Now the Unsolved Mystery
We won’t bother debating the origin of the whoopie pie. We’ll let the folks in Maine, Pennsylvania, New Hampshire and the Bostonians duke it out for the claim to fame. Ultimately, with no proof of birthplace, the mystery remains unsolved.
The “Flax Eggs”
Finally, it’s time to throw on your apron and let’s make whoopies!
Pumpkin Whoopie Pies
Yield 8 whoopies
Free of: gluten and top 8 allergens.
These sweet treats are the ultimate comfort dessert. They're squishy, cakey and creamy, and are absolutely a reason for celebration.
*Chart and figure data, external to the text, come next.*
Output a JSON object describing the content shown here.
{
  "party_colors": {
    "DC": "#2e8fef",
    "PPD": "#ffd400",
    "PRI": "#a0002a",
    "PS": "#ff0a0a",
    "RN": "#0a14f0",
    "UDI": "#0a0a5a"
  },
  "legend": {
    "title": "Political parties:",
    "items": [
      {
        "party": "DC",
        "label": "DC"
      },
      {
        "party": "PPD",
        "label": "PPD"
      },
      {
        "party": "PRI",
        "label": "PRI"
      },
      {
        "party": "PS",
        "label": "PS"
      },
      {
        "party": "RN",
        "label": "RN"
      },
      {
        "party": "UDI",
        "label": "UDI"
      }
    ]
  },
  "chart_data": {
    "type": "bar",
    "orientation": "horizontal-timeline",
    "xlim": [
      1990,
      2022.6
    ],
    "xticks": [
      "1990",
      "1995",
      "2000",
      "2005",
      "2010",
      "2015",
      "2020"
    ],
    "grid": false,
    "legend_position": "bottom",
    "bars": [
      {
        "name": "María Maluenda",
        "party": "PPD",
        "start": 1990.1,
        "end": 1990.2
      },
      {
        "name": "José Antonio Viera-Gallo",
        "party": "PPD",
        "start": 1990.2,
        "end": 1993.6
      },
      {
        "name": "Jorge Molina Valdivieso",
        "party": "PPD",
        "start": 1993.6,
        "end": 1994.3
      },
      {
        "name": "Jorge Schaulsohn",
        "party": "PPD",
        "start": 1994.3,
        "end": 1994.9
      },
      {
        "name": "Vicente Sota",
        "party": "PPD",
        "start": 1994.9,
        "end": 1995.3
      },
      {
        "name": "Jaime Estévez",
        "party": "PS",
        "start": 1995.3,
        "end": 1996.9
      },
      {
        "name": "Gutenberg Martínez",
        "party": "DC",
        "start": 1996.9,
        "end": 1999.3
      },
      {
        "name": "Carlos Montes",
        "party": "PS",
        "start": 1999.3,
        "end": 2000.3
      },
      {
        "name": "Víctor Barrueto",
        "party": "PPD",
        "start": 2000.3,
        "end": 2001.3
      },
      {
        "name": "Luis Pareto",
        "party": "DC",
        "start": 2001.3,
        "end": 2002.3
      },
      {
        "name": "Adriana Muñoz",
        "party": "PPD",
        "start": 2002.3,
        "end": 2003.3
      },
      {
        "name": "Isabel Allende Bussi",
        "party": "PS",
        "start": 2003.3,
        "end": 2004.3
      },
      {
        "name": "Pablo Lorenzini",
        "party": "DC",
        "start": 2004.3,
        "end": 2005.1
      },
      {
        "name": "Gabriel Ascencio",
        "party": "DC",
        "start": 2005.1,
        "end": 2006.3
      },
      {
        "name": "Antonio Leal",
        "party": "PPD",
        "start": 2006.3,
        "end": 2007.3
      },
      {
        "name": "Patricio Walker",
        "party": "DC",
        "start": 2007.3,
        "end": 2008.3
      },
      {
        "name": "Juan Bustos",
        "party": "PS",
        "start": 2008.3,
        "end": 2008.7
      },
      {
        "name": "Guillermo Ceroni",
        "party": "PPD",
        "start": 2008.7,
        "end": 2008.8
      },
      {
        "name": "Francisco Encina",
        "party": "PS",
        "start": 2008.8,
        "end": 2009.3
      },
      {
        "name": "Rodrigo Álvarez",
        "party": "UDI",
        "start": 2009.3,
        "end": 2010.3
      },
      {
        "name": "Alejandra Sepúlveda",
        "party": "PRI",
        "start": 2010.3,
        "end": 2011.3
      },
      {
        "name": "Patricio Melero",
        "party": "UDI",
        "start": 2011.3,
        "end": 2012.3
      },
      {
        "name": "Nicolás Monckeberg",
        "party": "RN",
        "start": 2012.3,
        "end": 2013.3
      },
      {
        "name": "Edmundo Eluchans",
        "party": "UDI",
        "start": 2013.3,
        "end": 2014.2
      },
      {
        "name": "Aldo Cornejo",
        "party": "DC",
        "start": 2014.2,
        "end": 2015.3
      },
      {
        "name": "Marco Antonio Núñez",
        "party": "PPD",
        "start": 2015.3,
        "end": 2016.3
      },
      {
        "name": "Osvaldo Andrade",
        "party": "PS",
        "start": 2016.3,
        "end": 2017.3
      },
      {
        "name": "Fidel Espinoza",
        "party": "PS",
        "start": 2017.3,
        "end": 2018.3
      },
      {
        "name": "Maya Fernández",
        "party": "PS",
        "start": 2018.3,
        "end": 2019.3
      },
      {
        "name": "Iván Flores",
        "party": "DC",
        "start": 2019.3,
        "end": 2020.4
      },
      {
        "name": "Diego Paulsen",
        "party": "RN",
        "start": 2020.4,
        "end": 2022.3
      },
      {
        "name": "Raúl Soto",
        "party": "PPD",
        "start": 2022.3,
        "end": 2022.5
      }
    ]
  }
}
No wonder they are a favorite at Camp Blue Spruce, the worry free camp for kids with food allergies.
For the cakes:
2 tbsp flaxseed meal
6 tbsp lukewarm water
2 cups gluten-free flour blend
1/2 tsp xanthan gum (omit if using a flour blend with xanthan gum)
1-1/2 tsp baking powder
1/2 tsp baking soda
1-1/2 tsp ground cinnamon
1/4 tsp ground nutmeg
1/4 tsp ground ginger
1/2 tsp salt
1-1/4 cups canned pumpkin puree (not pumpkin pie filling)
1/2 tsp apple cider vinegar
1/3 cup pure maple syrup or light agave nectar
1-1/2 tsp vanilla extract
1/3 cup rice milk
2 tbsp canola oil or grapeseed oil
For the filling:
3 cups powdered sugar
3/4 cup shortening, such as Spectrum Organic Vegetable Shortening
3/4 tsp vanilla extract
2 - 3 tbsp non-dairy milk, divided, such as Rice Dream original
- For the cakes, preheat oven to 350 degrees F. Line two baking sheets with parchment paper or silpats. Set aside.
- In a small bowl, whisk together flaxseed meal and water. Set aside for 5 - 10 minutes.
- In a large bowl, sift together the flour, xanthan gum, baking powder and baking soda. Add the cinnamon, nutmeg, ginger and salt. Whisk well to combine. Set aside.
- In a medium bowl, combine the pumpkin, vinegar, maple syrup, vanilla, milk and oil.
- Return to the flaxseed mixture and vigorously whisk. It will be gelatinous. Add to wet ingredients and whisk until combined.
- With a rubber spatula, scrape the wet ingredients into the dry. Whisk thoroughly to combine.
- Using a level #20 (yellow) scoop, portion batter onto prepared baking sheets. A yellow scoop is equivalent to a scant 1/4 cup. Flatten slightly to a 1/2-inch thickness with the bottom of a large glass that has been dipped or rinsed under water. You will need to rinse the bottom of the glass in water each time you flatten a cake.
- Bake until done, approximately 12 - 14 minutes. Let cool completely in pan on a rack for about 30 - 45 minutes.
- For the filling, sift the powdered sugar if it contains lumps. Set aside.
- Place shortening in a mixing bowl fitted with a paddle attachment. Start mixing on low speed. Gradually add the sugar, vanilla, and 2 tbsp of the rice milk. Once all the ingredients are well combined, increase your mixing speed to medium high.
- After a minute or so, stop the mixer and check the consistency and taste. At this point the filling may be a little dry. Add remaining 1 tbsp milk if needed. Mix until light and fluffy, an additional 1 - 2 minutes.
- To assemble, flip 8 cakes over so the flat side is up. With the #20 (yellow) scoop, portion a level scoop of filling in the center on the flat side of the 8 cakes. Top with the remaining cakes, flat side towards the filling. Gently press down to make a sandwich. You should have a small amount of filling leftover.
- If not serving right away, store in the refrigerator. These whoopies are best eaten within 2 days.
- Da Scoop: Don't worry if you don't have a #20 (yellow) scoop. Portion a scant 1/4 cup of batter for each cake and a scant 1/4 cup of filling for each whoopie.
- The cakes don't spread during baking, so if you don't flatten slightly they will be dome shaped. If you prefer them dome shaped, the cooking time increases to 15 - 18 minutes. Flattening slightly to 1/2-inch thick will yield a baked cake that is 3-inches in diameter.